Self-powered sensor for rotating speed monitoring of rotating machinery and its application in intelligent toolholder of CNC machine tools

Abstract

Addressing the critical demand for high-precision, highly integrated, and durable rotational speed sensors capable of withstanding complex operating conditions in rotating machinery, we propose an innovative ball vibration based triboelectric nanogenerator (VS-TENG) for rotational monitoring of rotating machinery, and systematically construct the motion control equation system of VS-TENG. The VS-TENG innovatively harnesses the rotational energy of machinery to evoke vibrations within its internal spheres, thereby activating the device to generate electrical signals. The integration of variational mode decomposition (VMD) enables effective filtration of noise and non-essential modal components, facilitating the isolation and analysis of triboelectric signature signals.

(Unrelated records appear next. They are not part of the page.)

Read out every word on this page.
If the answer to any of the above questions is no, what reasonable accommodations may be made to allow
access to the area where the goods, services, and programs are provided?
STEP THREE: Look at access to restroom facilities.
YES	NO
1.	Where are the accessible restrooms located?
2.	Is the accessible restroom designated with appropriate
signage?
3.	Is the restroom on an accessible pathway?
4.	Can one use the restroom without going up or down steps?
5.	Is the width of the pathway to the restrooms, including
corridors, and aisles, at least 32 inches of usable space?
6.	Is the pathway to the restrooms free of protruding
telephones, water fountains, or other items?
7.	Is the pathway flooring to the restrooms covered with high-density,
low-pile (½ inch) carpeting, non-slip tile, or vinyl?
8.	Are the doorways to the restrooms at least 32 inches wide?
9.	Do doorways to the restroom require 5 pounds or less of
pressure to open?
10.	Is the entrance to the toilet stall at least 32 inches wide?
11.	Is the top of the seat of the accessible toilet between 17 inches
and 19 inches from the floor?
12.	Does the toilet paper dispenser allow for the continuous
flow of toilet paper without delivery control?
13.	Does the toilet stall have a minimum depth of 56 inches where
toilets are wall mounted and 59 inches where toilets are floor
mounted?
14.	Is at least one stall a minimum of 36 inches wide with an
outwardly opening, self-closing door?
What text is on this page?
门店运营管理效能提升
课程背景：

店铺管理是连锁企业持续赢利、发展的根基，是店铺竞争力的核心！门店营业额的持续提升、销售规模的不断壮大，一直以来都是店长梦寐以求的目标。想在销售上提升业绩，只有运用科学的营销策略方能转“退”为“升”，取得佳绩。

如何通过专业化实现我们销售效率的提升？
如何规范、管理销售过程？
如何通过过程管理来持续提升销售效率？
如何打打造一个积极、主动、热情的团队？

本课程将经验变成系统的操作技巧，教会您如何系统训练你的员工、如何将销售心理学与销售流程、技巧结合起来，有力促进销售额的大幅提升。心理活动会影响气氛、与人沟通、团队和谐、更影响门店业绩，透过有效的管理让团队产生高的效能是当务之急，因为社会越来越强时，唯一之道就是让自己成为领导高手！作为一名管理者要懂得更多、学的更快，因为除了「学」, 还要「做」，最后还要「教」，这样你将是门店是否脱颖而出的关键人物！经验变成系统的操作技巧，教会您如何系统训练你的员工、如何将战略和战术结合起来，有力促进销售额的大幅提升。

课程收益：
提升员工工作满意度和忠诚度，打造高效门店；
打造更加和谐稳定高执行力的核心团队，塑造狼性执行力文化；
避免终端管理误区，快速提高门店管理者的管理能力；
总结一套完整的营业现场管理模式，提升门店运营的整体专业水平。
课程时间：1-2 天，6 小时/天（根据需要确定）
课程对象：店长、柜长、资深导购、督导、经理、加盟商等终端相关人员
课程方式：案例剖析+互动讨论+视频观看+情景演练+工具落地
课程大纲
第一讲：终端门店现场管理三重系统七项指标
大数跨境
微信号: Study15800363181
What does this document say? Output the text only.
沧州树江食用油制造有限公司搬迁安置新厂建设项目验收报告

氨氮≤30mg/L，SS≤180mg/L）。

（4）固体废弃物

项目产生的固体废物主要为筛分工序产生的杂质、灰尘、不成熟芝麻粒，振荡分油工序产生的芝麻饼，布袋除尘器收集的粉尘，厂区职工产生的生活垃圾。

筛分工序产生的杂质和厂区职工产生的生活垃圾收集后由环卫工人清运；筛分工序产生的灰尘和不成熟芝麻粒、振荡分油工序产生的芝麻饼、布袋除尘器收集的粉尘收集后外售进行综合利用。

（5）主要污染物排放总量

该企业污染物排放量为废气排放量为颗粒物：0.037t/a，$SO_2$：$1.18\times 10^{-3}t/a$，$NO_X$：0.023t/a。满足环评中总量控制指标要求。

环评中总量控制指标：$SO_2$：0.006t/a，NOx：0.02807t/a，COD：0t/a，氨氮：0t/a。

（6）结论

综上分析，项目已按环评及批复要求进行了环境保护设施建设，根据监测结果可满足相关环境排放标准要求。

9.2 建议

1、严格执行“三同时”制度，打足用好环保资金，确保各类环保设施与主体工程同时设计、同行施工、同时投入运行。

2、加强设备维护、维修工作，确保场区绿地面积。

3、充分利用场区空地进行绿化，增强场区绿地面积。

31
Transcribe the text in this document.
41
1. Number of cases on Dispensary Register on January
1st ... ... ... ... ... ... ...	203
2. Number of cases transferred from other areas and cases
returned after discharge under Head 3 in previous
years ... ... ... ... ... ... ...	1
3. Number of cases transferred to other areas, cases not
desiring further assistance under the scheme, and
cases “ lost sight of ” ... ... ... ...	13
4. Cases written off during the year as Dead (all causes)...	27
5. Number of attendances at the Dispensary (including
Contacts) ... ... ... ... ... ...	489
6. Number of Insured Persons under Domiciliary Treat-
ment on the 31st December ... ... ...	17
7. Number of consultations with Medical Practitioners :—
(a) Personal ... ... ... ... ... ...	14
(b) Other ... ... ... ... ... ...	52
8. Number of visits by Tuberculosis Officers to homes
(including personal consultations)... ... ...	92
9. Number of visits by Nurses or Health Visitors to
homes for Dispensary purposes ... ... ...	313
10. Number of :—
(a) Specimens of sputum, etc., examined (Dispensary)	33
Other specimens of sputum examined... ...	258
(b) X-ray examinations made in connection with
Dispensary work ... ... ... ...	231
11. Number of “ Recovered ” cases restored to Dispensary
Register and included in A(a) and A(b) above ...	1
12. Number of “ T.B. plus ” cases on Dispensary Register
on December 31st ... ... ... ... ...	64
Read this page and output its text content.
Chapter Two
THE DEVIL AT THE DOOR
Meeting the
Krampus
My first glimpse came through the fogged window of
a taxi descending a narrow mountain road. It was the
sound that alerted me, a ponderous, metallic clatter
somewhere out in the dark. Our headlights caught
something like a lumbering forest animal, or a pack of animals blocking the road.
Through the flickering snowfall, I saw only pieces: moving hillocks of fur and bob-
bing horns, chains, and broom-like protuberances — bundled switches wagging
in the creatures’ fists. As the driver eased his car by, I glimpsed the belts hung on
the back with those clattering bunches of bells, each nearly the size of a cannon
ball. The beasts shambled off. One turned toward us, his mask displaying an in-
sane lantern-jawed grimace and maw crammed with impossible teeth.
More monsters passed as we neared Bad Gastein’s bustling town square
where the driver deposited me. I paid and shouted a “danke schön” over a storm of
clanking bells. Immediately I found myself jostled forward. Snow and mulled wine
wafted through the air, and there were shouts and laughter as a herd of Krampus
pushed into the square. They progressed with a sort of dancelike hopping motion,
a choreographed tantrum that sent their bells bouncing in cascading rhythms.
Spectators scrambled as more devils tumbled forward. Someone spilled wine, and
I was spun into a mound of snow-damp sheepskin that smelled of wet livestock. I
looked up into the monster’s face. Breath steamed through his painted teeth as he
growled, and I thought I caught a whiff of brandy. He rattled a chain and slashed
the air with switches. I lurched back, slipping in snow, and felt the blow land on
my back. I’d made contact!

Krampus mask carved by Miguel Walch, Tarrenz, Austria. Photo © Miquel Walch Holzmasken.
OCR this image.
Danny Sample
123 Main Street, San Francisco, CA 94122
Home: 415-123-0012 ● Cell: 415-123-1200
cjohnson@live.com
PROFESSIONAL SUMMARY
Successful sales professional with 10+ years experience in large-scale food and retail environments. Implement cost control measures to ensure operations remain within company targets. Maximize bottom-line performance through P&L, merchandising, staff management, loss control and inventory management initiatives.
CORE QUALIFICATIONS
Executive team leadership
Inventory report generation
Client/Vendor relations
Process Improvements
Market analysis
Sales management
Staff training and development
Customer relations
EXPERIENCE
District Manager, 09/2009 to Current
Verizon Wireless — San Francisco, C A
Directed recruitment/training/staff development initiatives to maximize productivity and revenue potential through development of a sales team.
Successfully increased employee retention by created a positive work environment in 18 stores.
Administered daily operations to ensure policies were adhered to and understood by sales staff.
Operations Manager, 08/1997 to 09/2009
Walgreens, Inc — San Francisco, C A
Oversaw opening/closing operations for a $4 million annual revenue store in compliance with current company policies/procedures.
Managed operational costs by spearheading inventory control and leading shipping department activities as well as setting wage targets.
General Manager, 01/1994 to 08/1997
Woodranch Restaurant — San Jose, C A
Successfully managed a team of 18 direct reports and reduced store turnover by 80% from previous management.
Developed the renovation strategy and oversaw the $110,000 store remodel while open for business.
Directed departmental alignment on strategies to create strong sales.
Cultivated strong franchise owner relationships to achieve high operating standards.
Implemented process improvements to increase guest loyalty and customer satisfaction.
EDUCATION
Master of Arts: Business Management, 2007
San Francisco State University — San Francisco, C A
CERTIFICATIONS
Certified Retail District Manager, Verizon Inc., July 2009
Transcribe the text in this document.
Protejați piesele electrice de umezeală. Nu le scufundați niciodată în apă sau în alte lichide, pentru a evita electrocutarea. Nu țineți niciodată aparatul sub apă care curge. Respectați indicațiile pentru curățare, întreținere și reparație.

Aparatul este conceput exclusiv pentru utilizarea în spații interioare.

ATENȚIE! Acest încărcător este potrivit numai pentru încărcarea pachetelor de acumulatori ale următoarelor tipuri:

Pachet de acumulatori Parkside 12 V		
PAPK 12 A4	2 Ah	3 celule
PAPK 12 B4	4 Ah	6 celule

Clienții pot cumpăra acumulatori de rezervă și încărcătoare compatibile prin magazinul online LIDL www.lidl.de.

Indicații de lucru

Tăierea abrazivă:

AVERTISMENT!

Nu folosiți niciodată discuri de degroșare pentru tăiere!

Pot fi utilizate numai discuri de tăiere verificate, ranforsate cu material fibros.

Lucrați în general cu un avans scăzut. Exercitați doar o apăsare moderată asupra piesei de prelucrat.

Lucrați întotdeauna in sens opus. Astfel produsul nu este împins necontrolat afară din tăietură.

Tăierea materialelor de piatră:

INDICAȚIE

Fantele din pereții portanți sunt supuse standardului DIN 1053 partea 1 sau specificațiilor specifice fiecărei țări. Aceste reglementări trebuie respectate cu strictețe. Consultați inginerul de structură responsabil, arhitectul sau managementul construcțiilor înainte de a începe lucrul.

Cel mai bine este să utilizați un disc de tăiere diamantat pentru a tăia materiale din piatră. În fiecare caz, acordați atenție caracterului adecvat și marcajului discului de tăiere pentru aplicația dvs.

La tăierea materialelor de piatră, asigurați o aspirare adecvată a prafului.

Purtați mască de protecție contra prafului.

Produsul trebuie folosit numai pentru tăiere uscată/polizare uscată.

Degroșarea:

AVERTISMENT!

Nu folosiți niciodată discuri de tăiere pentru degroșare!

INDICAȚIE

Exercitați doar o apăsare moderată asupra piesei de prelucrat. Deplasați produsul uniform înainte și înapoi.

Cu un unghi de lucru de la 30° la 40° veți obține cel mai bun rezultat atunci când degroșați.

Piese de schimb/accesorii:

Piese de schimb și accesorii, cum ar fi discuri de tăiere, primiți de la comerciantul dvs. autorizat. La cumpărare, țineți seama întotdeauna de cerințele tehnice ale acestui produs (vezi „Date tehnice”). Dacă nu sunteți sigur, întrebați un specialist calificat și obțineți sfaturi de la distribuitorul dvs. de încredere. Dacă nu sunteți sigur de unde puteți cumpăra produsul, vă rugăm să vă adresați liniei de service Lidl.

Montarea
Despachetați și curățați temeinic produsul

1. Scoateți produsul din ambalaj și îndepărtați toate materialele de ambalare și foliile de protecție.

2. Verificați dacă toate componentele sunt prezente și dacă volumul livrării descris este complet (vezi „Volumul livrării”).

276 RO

By monitoring the voltage frequency's variation directly correlated to rotational speed, the sensor achieves both accurate measurement and real-time monitoring. The proposal of VS-TENG overcomes the problem of traditional sensors being prone to wear and accuracy degradation under high-speed rotation conditions and demonstrates significant durability and high-precision characteristics. Experimental validation across a wide rotational speed range from 50 to 1600 rpm underscores its performance, with a detection error rate consistently below 0.505 %. Notably, even after sustained operation for 50 h, the VS-TENG maintains a stable electrical output, underscoring its long-term reliability. This achievement is expected to provide stronger technical support for the intelligent and efficient operation and maintenance of rotating machinery.